The new item of the moment isn’t a savory treat, but rather the opportunity to wear a designer brand at truly affordable prices- a commodity that is most relevant and appealing given the economic climate. Mass retailers are collaborating with luxury brands to bring in designer duds never before available in their stores. Consumers can now wear names originally exclusive to Madison Avenue and Rodeo Drive at much more modest prices.
This past fall, Target launched their Missoni collection, aptly named Missoni for Target. The assembly of clothing, accessories and home items was met by not only impressive sales (the collection officially sold out in stores), but also managed to crash their ecommerce site for several hours. Target even compared their sales to what they typically experience during Black Friday. The success of the collection lives on to date, as eBay is carrying several thousand Missoni for Target items on their site available for purchase. (Forbes.com)
Given the success of Target’s line, I had a feeling H&M was going to experience a similar surge of fashionistas coming their way. It turns out my anticipation was right on as I stumbled upon an H&M store on the Upper East Side, the night before the launch of Versace’s Fall/Winter collection. A good 40-50 people were lined up beyond the store’s front, wrapped in blankets, sleeping bags and camped out in folding chairs, anticipating several bright pieces typical of Versace’s fun design aesthetic.

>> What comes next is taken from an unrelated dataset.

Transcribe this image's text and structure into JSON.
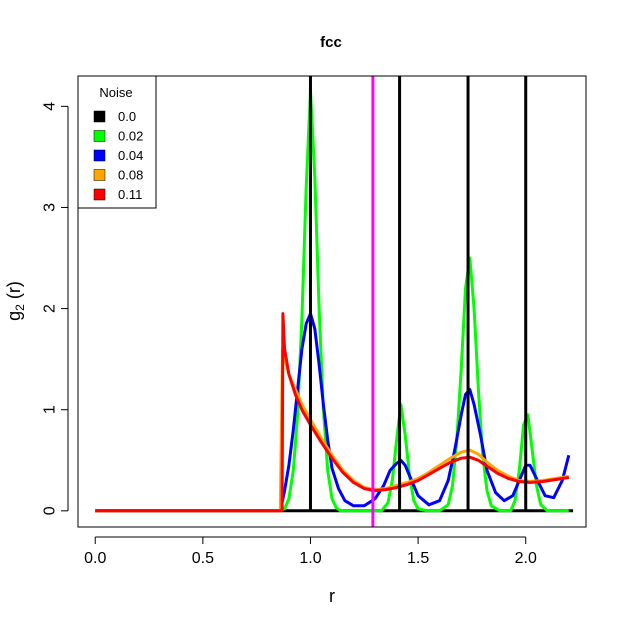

Despite the success of mixing high-end designers with mass retailers, the collaborations beg the question of whether or not companies worry their brand’s prestige will be compromised by creating high-status pieces at varying qualities and price points. (Racked NY.com)
Is there a point where it becomes too mass? At H&M’s New York flagship store the collection went on sale at 8 a.m. and opened up to a line that formed earlier that morning at 4:30. One woman had reported to be waiting in line for a full 22 hours! For prestigious brands such as Versace, the shopping experience is usually one that is promised to be just as luxurious and customized as the goods offered within the store. At a certain point, one has to wonder whether or not the brand is being diluted as it appeals to mass audiences?
It seems Donatella Versace doesn’t echo this sentiment at all. In fact, she describes the partnership as an opportunity to develop the brand’s credibility with street fashion and sees the collaboration allowing her to reach a whole new market of aspirational, young consumers that have the passion for wearing her wardrobe, but not necessarily the funds required of such clothes. “I know that with the H&M collaboration, I’m going to reach a much wider audience than usual,” Versace said. “When I’m going to see young people walking down the street in iconic pieces it’s going to be fun.” (The Daily Beast TV)
Versace saw such successful sales with their Fall/Winter collection at H&M that they recently announced they’ll be introducing a second line of resort wear, which will be debuting in January and is only available to countries with e-commerce sites (United Kingdom). It seems that they recognize the brand equity associated with H&M- trendy with a European edge- and it turns out the partnership is very much on par with the same brand values the Italian fashion house communicates to consumers. (Huffington Post)
As we embark on 2012, it will be interesting to see how the mixing of high and low continues and whether it ultimately hinders or helps these high-end brands in the long run. Only time will tell, but for now it is evident that luxury brands such as Versace and Missoni are gaining a whole new market of enthusiasts and consumers. Consumers that don’t seem too far from would-be brand loyalists. After all, they are waiting in less than satisfactory weather conditions for several hours when it isn’t even Thanksgiving weekend.